Uscirà venerdì 2 marzo “Lucio!”, un omaggio musicale da parte di Ron per celebrare la ricorrenza del 75esimo compleanno di Lucio Dalla e far rivivere la poetica e l’anima musicale del cantautore bolognese, attraverso l’interpretazione del suo storico collega e amico.

“Lucio!” è un progetto discografico in uscita per Sony Music composto da 12 canzoni, tra cui l’inedito sanremese “Almeno Pensami”. Nell’album si troveranno alcuni dei più grandi successi di Dalla e di Ron, che per l’occasione li ha riarrangiati e reinterpretati con il suo stile. Il disco è dedicato a Michele Mondella, grande personaggio del mondo musicale e storico amico e collaboratore di Lucio e Ron.

Questa la tracklist di “Lucio!”: “Almeno pensami”, “4/3/1943”, “Tu non mi basti mai”, “Piazza grande” (in duetto con Lucio Dalla), “Henna”, “Attenti al lupo”, “Quale allegria”, “Chissà se lo sai” (in duetto con Lucio Dalla), “Futura”, “Canzone”, “Cara” e “Come è profondo il mare”.
L’album “Lucio!” è già disponibile in pre-order e inoltre in edizione limitata per Amazon è disponibile anche il pre-order del 45 giri “Almeno Pensami”/“Chissà se lo sai”, autografato da Ron. Mentre è già disponibile in digitale il brano “Almeno Pensami”.

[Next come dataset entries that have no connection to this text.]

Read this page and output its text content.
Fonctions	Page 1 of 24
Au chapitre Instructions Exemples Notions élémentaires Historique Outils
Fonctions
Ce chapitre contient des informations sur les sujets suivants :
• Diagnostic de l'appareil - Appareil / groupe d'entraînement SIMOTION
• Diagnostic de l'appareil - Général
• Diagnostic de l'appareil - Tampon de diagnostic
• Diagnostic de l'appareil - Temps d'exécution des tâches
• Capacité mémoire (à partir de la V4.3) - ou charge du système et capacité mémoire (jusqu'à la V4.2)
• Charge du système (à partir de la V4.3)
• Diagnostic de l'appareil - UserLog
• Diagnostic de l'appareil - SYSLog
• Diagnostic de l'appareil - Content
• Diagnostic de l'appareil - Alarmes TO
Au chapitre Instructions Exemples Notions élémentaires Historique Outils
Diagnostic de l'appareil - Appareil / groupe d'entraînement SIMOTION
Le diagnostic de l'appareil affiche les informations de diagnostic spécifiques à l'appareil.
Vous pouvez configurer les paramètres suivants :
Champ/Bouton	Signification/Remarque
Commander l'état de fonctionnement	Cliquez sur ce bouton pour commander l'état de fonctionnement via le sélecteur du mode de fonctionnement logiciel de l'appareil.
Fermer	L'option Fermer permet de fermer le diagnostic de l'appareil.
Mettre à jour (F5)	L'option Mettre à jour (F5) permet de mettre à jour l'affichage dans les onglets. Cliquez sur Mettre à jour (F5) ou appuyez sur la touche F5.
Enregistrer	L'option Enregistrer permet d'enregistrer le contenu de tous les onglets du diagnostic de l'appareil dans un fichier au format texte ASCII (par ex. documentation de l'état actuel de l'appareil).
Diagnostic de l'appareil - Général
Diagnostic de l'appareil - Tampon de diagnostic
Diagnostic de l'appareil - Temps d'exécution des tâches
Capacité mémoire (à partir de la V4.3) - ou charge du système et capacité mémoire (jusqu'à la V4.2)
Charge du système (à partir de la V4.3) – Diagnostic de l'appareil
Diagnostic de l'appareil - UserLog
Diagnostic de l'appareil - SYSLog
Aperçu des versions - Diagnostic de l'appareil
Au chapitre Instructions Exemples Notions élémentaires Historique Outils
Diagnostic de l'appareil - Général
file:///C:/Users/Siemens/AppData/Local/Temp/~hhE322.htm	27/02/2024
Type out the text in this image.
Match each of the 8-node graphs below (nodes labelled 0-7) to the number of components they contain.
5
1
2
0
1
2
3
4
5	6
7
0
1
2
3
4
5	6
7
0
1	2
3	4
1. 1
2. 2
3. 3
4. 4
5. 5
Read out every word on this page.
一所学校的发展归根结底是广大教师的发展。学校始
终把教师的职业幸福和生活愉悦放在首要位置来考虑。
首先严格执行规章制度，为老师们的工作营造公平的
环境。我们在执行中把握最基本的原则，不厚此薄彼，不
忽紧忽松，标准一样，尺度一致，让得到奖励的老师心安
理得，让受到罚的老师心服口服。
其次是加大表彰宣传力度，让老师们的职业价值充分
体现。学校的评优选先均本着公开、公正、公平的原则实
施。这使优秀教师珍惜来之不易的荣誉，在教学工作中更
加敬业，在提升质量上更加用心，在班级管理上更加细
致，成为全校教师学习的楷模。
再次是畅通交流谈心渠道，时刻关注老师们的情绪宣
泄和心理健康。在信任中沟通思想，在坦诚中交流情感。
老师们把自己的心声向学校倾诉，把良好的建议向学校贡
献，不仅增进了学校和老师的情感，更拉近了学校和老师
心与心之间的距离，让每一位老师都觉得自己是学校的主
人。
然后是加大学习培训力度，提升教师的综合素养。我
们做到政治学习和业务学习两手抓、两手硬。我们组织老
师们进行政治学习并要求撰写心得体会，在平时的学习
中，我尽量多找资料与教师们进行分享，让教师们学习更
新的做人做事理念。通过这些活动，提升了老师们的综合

Il brano “ALMENO PENSAMI” gli è stato assegnato personalmente dal Direttore Artistico Claudio Baglioni attraverso Marcello Balestra e gli eredi di Lucio che lo hanno custodito in questi anni e ne hanno autorizzato la pubblicazione al Festival. “Almeno Pensami” è una canzone che risale a inizio 2011 e che Lucio non ha fatto in tempo a pubblicare nell’album di inediti a cui stava lavorando.